異常子宮出血(AUB)はよくみられる問題である。排卵障害(無排卵または希発排卵)は,妊娠可能年齢の女性のAUBにおける最も一般的な原因であり,45歳以上の女性(症例の50%以上)と青年女性(症例の20%)で最もよくみられる。

AUBの病態生理

無排卵周期の間は,エストロゲンは産生されるが,黄体は形成されない。このため,プロゲステロンの正常な周期的分泌が起こらず,エストロゲンが拮抗作用を受けずに子宮内膜を刺激する。プロゲステロンによる拮抗がない状態では,子宮内膜は増殖を続け,最終的には血流供給を超える;すると子宮内膜は不完全に脱落し,不規則に,またときとして大量にまたは何日間にもわたり出血する。この異常な過程が繰り返されると,子宮内膜は過形成になることがあり,ときとして異型細胞やがん細胞を伴う。

排卵が起きている患者で異常子宮出血が生じると,プロゲステロンの分泌が遷延する;おそらくはエストロゲン濃度が(月経中にそうなるように)出血の閾値に近い低水準で維持されるため,子宮内膜の不規則な脱落が生じる。肥満女性では,排卵性AUBはエストロゲン値が高い場合に起こり,無月経と不規則または長引く出血が交互に生じる。

合併症

慢性的で多量または長期にわたる子宮出血により鉄欠乏性貧血が生じることがある。

AUBが排卵障害によるものでれば,不妊症も存在する可能性がある。

AUBの病因

妊娠していない妊娠可能年齢の女性におけるAUBの原因は,原因を同定し治療の指針とするため,構造的原因と非構造的原因に分類されることがある。PALM-COEIN分類が用いられることがある(1)。PALM-COEINとは,異常出血の構造的原因(PALM)と非構造的原因(COEIN)のそれぞれの頭文字を並べたものである(PALM-COEIN分類の図を参照)。

PALM-COEIN分類

排卵障害によるAUB(AUB-O)は,非構造的AUBの中で最も多いタイプであり,全体として最も多い原因である。AUB-Oは,無排卵または希発排卵(不規則またはまれに生じる排卵)を引き起こすあらゆる疾患や病態によって生じうる(排卵障害の主な原因の表を参照)。排卵障害の原因としては以下のものがある:

閉経期では,AUB-Oは卵巣機能不全の早期徴候であることがある;卵胞は発育するが,卵胞刺激ホルモン(FSH)の増加にもかかわらず,排卵を促すのに十分なエストロゲンが産生されない。

子宮内膜症の女性では約20%でAUB-Oがみられるが,その機序は不明である。その他の原因として,短い卵胞期と黄体機能不全(子宮内膜に対するプロゲステロン刺激が不十分であることによる)がある;排卵前のエストロゲンの急激な減少は少量の性器出血(spotting)につながることがある。

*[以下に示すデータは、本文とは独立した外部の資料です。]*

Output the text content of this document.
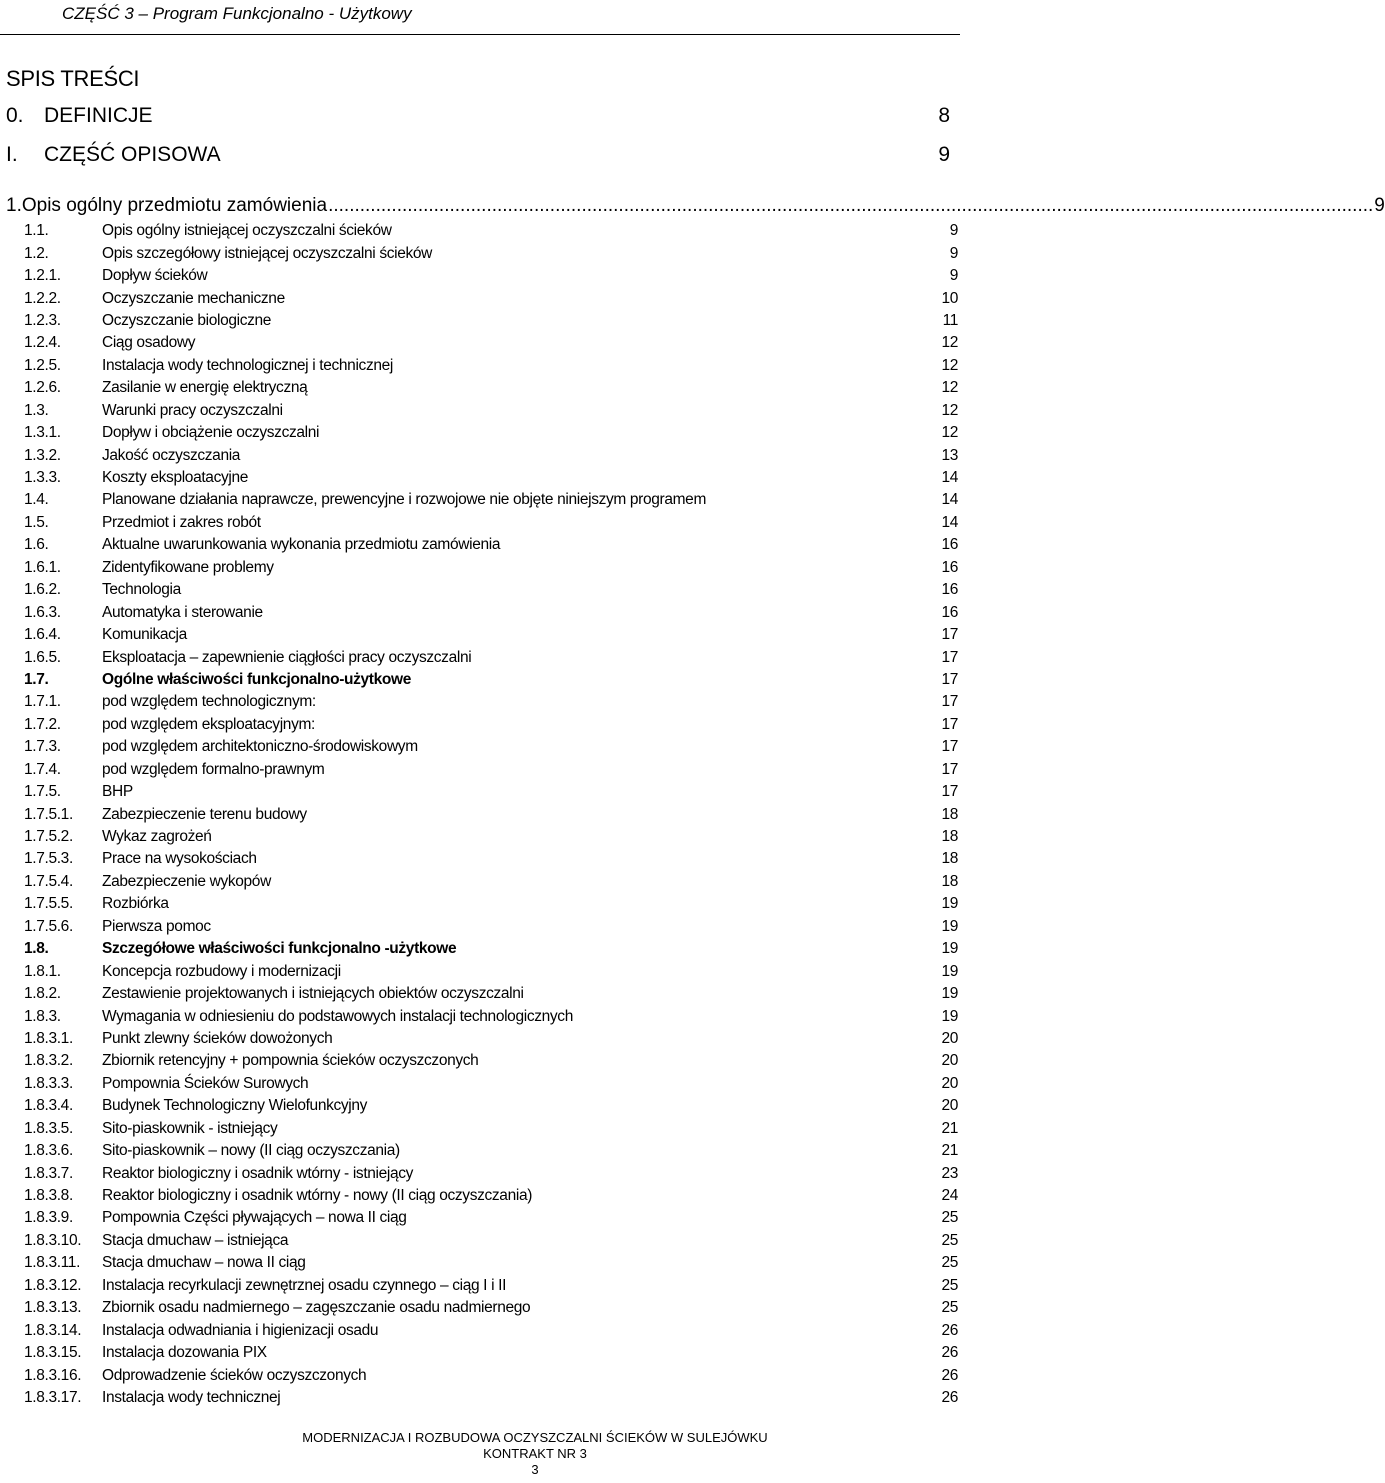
CZĘŚĆ 3 – Program Funkcjonalno - Użytkowy
SPIS TREŚCI
0. DEFINICJE	8
I.	CZĘŚĆ OPISOWA	9
1. Opis ogólny przedmiotu zamówienia ...................................................................................................................................................................................................... 9
1.1.	Opis ogólny istniejącej oczyszczalni ścieków	9
1.2.	Opis szczegółowy istniejącej oczyszczalni ścieków	9
1.2.1.	Dopływ ścieków	9
1.2.2.	Oczyszczanie mechaniczne	10
1.2.3.	Oczyszczanie biologiczne	11
1.2.4.	Ciąg osadowy	12
1.2.5.	Instalacja wody technologicznej i technicznej	12
1.2.6.	Zasilanie w energię elektryczną	12
1.3.	Warunki pracy oczyszczalni	12
1.3.1.	Dopływ i obciążenie oczyszczalni	12
1.3.2.	Jakość oczyszczania	13
1.3.3.	Koszty eksploatacyjne	14
1.4.	Planowane działania naprawcze, prewencyjne i rozwojowe nie objęte niniejszym programem	14
1.5.	Przedmiot i zakres robót	14
1.6.	Aktualne uwarunkowania wykonania przedmiotu zamówienia	16
1.6.1.	Zidentyfikowane problemy	16
1.6.2.	Technologia	16
1.6.3.	Automatyka i sterowanie	16
1.6.4.	Komunikacja	17
1.6.5.	Eksploatacja – zapewnienie ciągłości pracy oczyszczalni	17
1.7.	Ogólne właściwości funkcjonalno-użytkowe	17
1.7.1.	pod względem technologicznym:	17
1.7.2.	pod względem eksploatacyjnym:	17
1.7.3.	pod względem architektoniczno-środowiskowym	17
1.7.4.	pod względem formalno-prawnym	17
1.7.5.	BHP	17
1.7.5.1.	Zabezpieczenie terenu budowy	18
1.7.5.2.	Wykaz zagrożeń	18
1.7.5.3.	Prace na wysokościach	18
1.7.5.4.	Zabezpieczenie wykopów	18
1.7.5.5.	Rozbiórka	19
1.7.5.6.	Pierwsza pomoc	19
1.8.	Szczegółowe właściwości funkcjonalno -użytkowe	19
1.8.1.	Koncepcja rozbudowy i modernizacji	19
1.8.2.	Zestawienie projektowanych i istniejących obiektów oczyszczalni	19
1.8.3.	Wymagania w odniesieniu do podstawowych instalacji technologicznych	19
1.8.3.1.	Punkt zlewny ścieków dowożonych	20
1.8.3.2.	Zbiornik retencyjny + pompownia ścieków oczyszczonych	20
1.8.3.3.	Pompownia Ścieków Surowych	20
1.8.3.4.	Budynek Technologiczny Wielofunkcyjny	20
1.8.3.5.	Sito-piaskownik - istniejący	21
1.8.3.6.	Sito-piaskownik – nowy (II ciąg oczyszczania)	21
1.8.3.7.	Reaktor biologiczny i osadnik wtórny - istniejący	23
1.8.3.8.	Reaktor biologiczny i osadnik wtórny - nowy (II ciąg oczyszczania)	24
1.8.3.9.	Pompownia Części pływających – nowa II ciąg	25
1.8.3.10.	Stacja dmuchaw – istniejąca	25
1.8.3.11.	Stacja dmuchaw – nowa II ciąg	25
1.8.3.12.	Instalacja recyrkulacji zewnętrznej osadu czynnego – ciąg I i II	25
1.8.3.13.	Zbiornik osadu nadmiernego – zagęszczanie osadu nadmiernego	25
1.8.3.14.	Instalacja odwadniania i higienizacji osadu	26
1.8.3.15.	Instalacja dozowania PIX	26
1.8.3.16.	Odprowadzenie ścieków oczyszczonych	26
1.8.3.17.	Instalacja wody technicznej	26
MODERNIZACJA I ROZBUDOWA OCZYSZCZALNI ŚCIEKÓW W SULEJÓWKU
KONTRAKT NR 3
3
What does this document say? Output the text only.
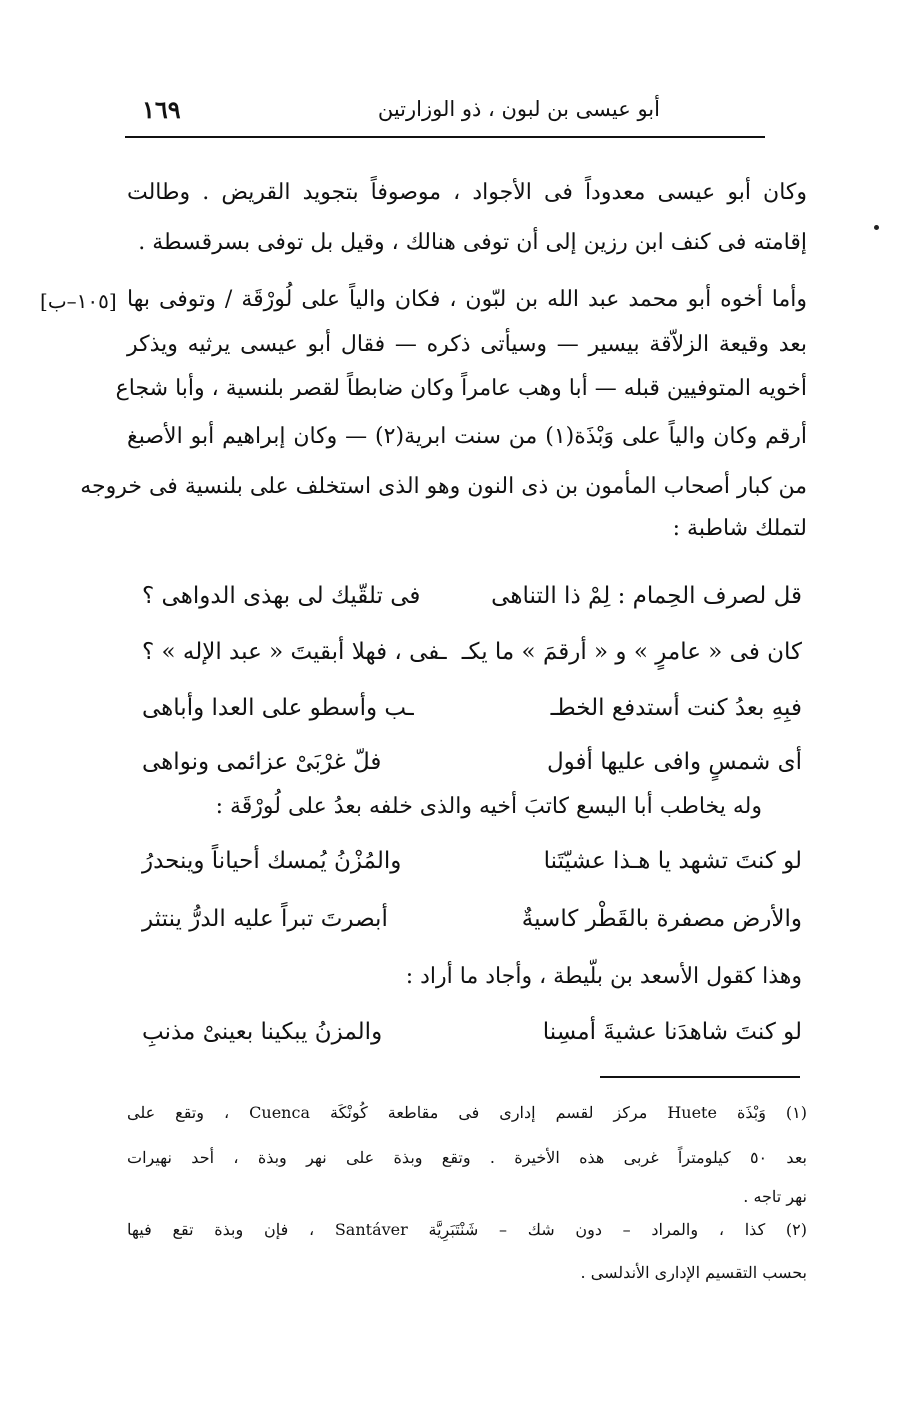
أبو عيسى بن لبون ، ذو الوزارتين
١٦٩
وكان أبو عيسى معدوداً فى الأجواد ، موصوفاً بتجويد القريض . وطالت
إقامته فى كنف ابن رزين إلى أن توفى هنالك ، وقيل بل توفى بسرقسطة .
وأما أخوه أبو محمد عبد الله بن لبّون ، فكان والياً على لُورْقَة / وتوفى بها
[١٠٥–ب]
بعد وقيعة الزلاّقة بيسير — وسيأتى ذكره — فقال أبو عيسى يرثيه ويذكر
أخويه المتوفيين قبله — أبا وهب عامراً وكان ضابطاً لقصر بلنسية ، وأبا شجاع
أرقم وكان والياً على وَبْذَة(١) من سنت ابرية(٢) — وكان إبراهيم أبو الأصبغ
من كبار أصحاب المأمون بن ذى النون وهو الذى استخلف على بلنسية فى خروجه
لتملك شاطبة :
قل لصرف الحِمام : لِمْ ذا التناهى
فى تلقّيك لى بهذى الدواهى ؟
كان فى « عامرٍ » و « أرقمَ » ما يكـ
ـفى ، فهلا أبقيتَ « عبد الإله » ؟
فبِهِ بعدُ كنت أستدفع الخطـ
ـب وأسطو على العدا وأباهى
أى شمسٍ وافى عليها أفول
فلّ غرْبَىْ عزائمى ونواهى
وله يخاطب أبا اليسع كاتبَ أخيه والذى خلفه بعدُ على لُورْقَة :
لو كنتَ تشهد يا هـذا عشيّتَنا
والمُزْنُ يُمسك أحياناً وينحدرُ
والأرض مصفرة بالقَطْر كاسيةٌ
أبصرتَ تبراً عليه الدرُّ ينتثر
وهذا كقول الأسعد بن بلّيطة ، وأجاد ما أراد :
لو كنتَ شاهدَنا عشيةَ أمسِنا
والمزنُ يبكينا بعينىْ مذنبِ
(١) وَبْذَة Huete مركز لقسم إدارى فى مقاطعة كُونْكَة Cuenca ، وتقع على
بعد ٥٠ كيلومتراً غربى هذه الأخيرة . وتقع وبذة على نهر وبذة ، أحد نهيرات
نهر تاجه .
(٢) كذا ، والمراد – دون شك – شَنْتَبَرِيَّة Santáver ، فإن وبذة تقع فيها
بحسب التقسيم الإدارى الأندلسى .
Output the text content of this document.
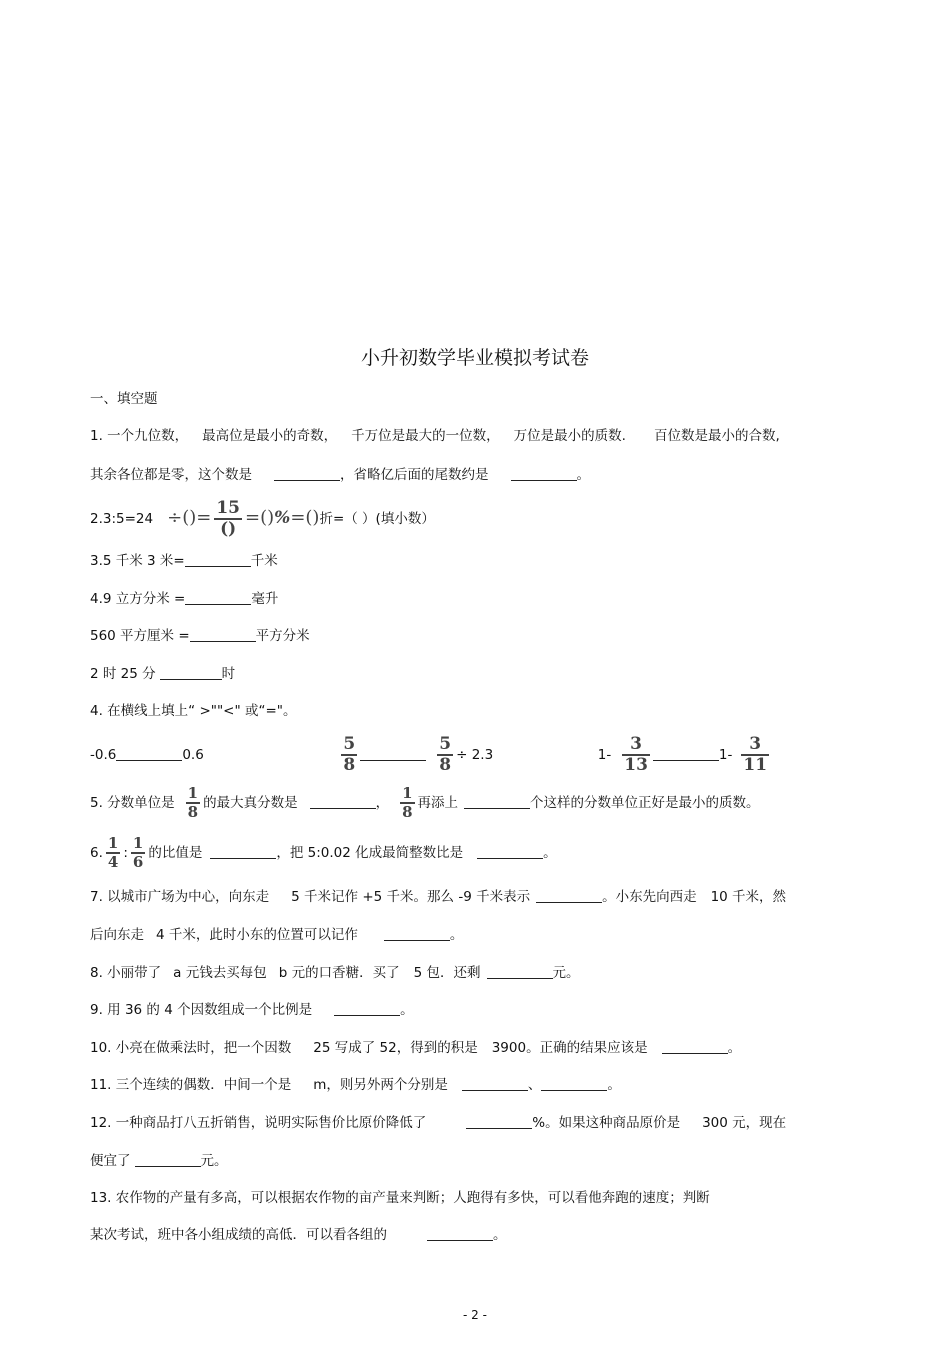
小升初数学毕业模拟考试卷
一、填空题
1. 一个九位数， 最高位是最小的奇数， 千万位是最大的一位数， 万位是最小的质数. 百位数是最小的合数,
其余各位都是零，这个数是	，省略亿后面的尾数约是	。
2.3:5=24 ÷()= $\frac{15}{()}$ =()%=()折=（ ）(填小数）
3.5 千米 3 米=	千米
4.9 立方分米 =	毫升
560 平方厘米 =	平方分米
2 时 25 分	时
4. 在横线上填上“ >""<" 或“="。
-0.6	0.6	$\frac{5}{8}$	$\frac{5}{8} \div 2.3$	$1- \frac{3}{13}$	$1- \frac{3}{11}$
5. 分数单位是 $\frac{1}{8}$ 的最大真分数是	， $\frac{1}{8}$ 再添上	个这样的分数单位正好是最小的质数。
6. $\frac{1}{4}$ : $\frac{1}{6}$ 的比值是	，把 5:0.02 化成最简整数比是	。
7. 以城市广场为中心，向东走 5 千米记作 +5 千米。那么 -9 千米表示	。小东先向西走 10 千米，然
后向东走 4 千米，此时小东的位置可以记作	。
8. 小丽带了 a 元钱去买每包 b 元的口香糖．买了 5 包．还剩	元。
9. 用 36 的 4 个因数组成一个比例是	。
10. 小亮在做乘法时，把一个因数 25 写成了 52，得到的积是 3900。正确的结果应该是	。
11. 三个连续的偶数．中间一个是 m，则另外两个分别是	、	。
12. 一种商品打八五折销售，说明实际售价比原价降低了	%。如果这种商品原价是 300 元，现在
便宜了	元。
13. 农作物的产量有多高，可以根据农作物的亩产量来判断；人跑得有多快，可以看他奔跑的速度；判断
某次考试，班中各小组成绩的高低．可以看各组的	。
- 2 -
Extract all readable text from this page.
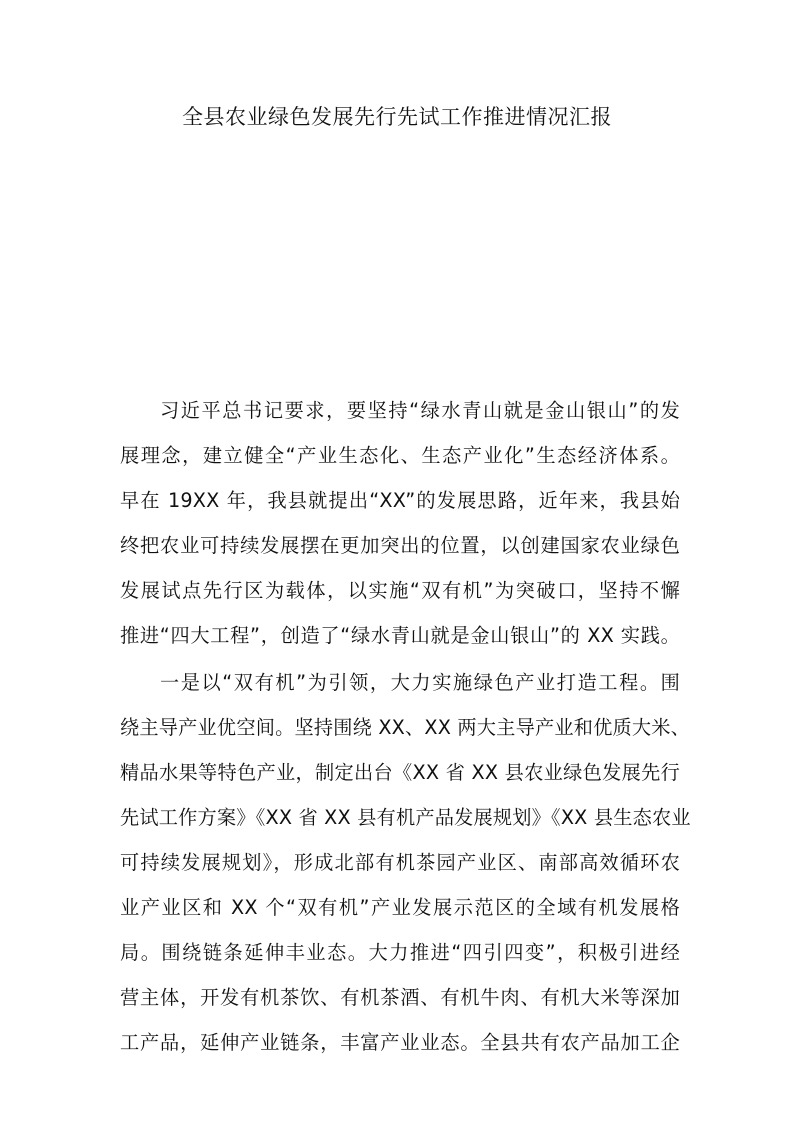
全县农业绿色发展先行先试工作推进情况汇报
习近平总书记要求，要坚持“绿水青山就是金山银山”的发
展理念，建立健全“产业生态化、生态产业化”生态经济体系。
早在 19XX 年，我县就提出“XX”的发展思路，近年来，我县始
终把农业可持续发展摆在更加突出的位置，以创建国家农业绿色
发展试点先行区为载体，以实施“双有机”为突破口，坚持不懈
推进“四大工程”，创造了“绿水青山就是金山银山”的 XX 实践。
一是以“双有机”为引领，大力实施绿色产业打造工程。围
绕主导产业优空间。坚持围绕 XX、XX 两大主导产业和优质大米、
精品水果等特色产业，制定出台《XX 省 XX 县农业绿色发展先行
先试工作方案》《XX 省 XX 县有机产品发展规划》《XX 县生态农业
可持续发展规划》，形成北部有机茶园产业区、南部高效循环农
业产业区和 XX 个“双有机”产业发展示范区的全域有机发展格
局。围绕链条延伸丰业态。大力推进“四引四变”，积极引进经
营主体，开发有机茶饮、有机茶酒、有机牛肉、有机大米等深加
工产品，延伸产业链条，丰富产业业态。全县共有农产品加工企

排卵障害のその他の原因として,全身性疾患(例,肝疾患または腎疾患,クッシング症候群)がある。著しい肉体的または精神的ストレスや栄養不良は視床下部性無月経の典型的な原因であるが,一部の患者では希発排卵とそれによる希発月経がみられる。一部の症例では,AUB-Oは特発性である(ときにゴナドトロピン値が正常な状態で発生する)。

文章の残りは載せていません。